According to the Harvard Business Review:
Digital transformation halts, or fails, for many reasons—but most often it’s because minor changes at the surface level do nothing to affect the fundamental operations of a company.
Very few people I speak with (or to) are ever shocked when I report that in most schools that I’ve visited, digital additions have not led to “transformation,” regardless of how high or low a bar you use to define that. And that’s because the digital is almost never added to support some fundamentally different vision of what learning and teaching needs to be given the potentials of access in the classroom.
Real digital transformation requires transformation at a deeper level—transformation of the leadership team’s core beliefs.
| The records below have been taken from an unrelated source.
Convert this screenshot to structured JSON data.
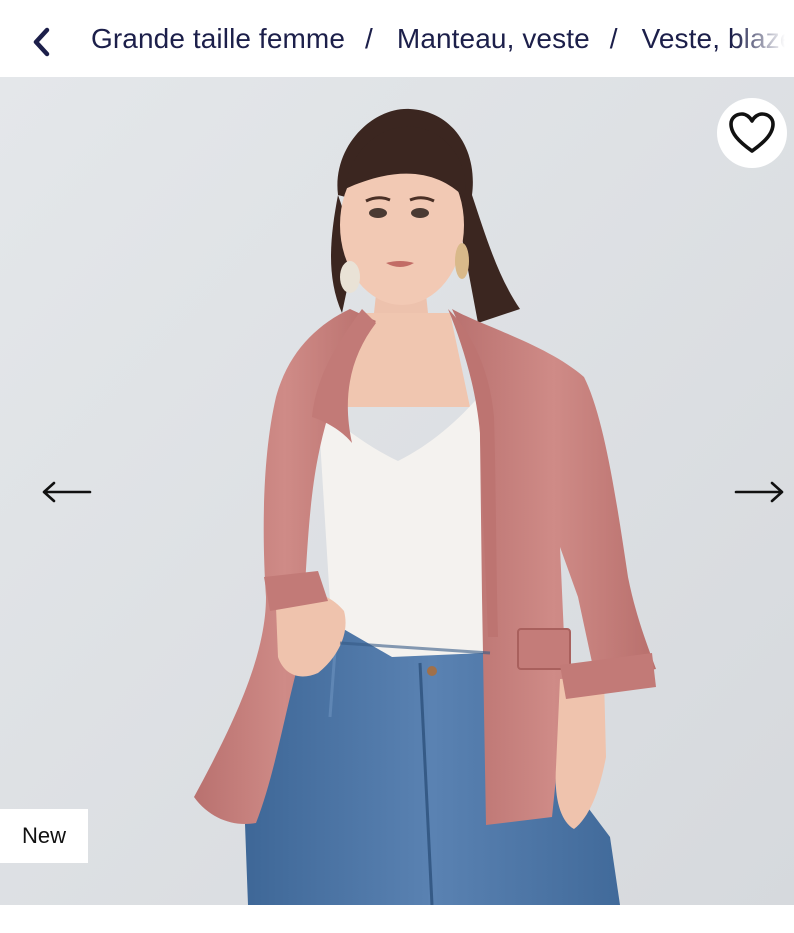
{
  "header": {
    "back_icon": "chevron-left-icon",
    "breadcrumb": [
      {
        "label": "Grande taille femme"
      },
      {
        "label": "Manteau, veste"
      },
      {
        "label": "Veste, blazer"
      }
    ],
    "separator": "/"
  },
  "gallery": {
    "favorite_icon": "heart-outline-icon",
    "prev_icon": "arrow-left-icon",
    "next_icon": "arrow-right-icon",
    "badge": "New"
  },
  "colors": {
    "breadcrumb_text": "#1c1f4a",
    "photo_background": "#dfe2e5",
    "jacket": "#c98582",
    "top": "#f4f2ef",
    "jeans": "#4d76a8"
  }
}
Right. As in what do you believe about how kids most deeply and powerfully in their lives? That’s the fundamental question.
And I would argue that it goes beyond the leadership team’s beliefs and extends to the larger school community. If leaders don’t take the time to build the capacity of parents and board members and community and teachers for real “transformation,” any change is bound to be reeled back in by the traditional, self-preserving narrative of schooling.
So, start here: What do you believe about how kids learn?
“Learning is experience. Everything else is just information.”
Change is intrinsic, and transformation comes down to choice: do I want to be the best principal/educator I can be for my students and school community ? Only then can we help and guide others (ie parents and students) in the change process.
Kids learn when they feel important. When they feel a connection to the subject, the context or the teacher (whether it be the adult in front of the classroom or not) they are motivated to learn and their minds and spirits are open to new thoughts and experiences.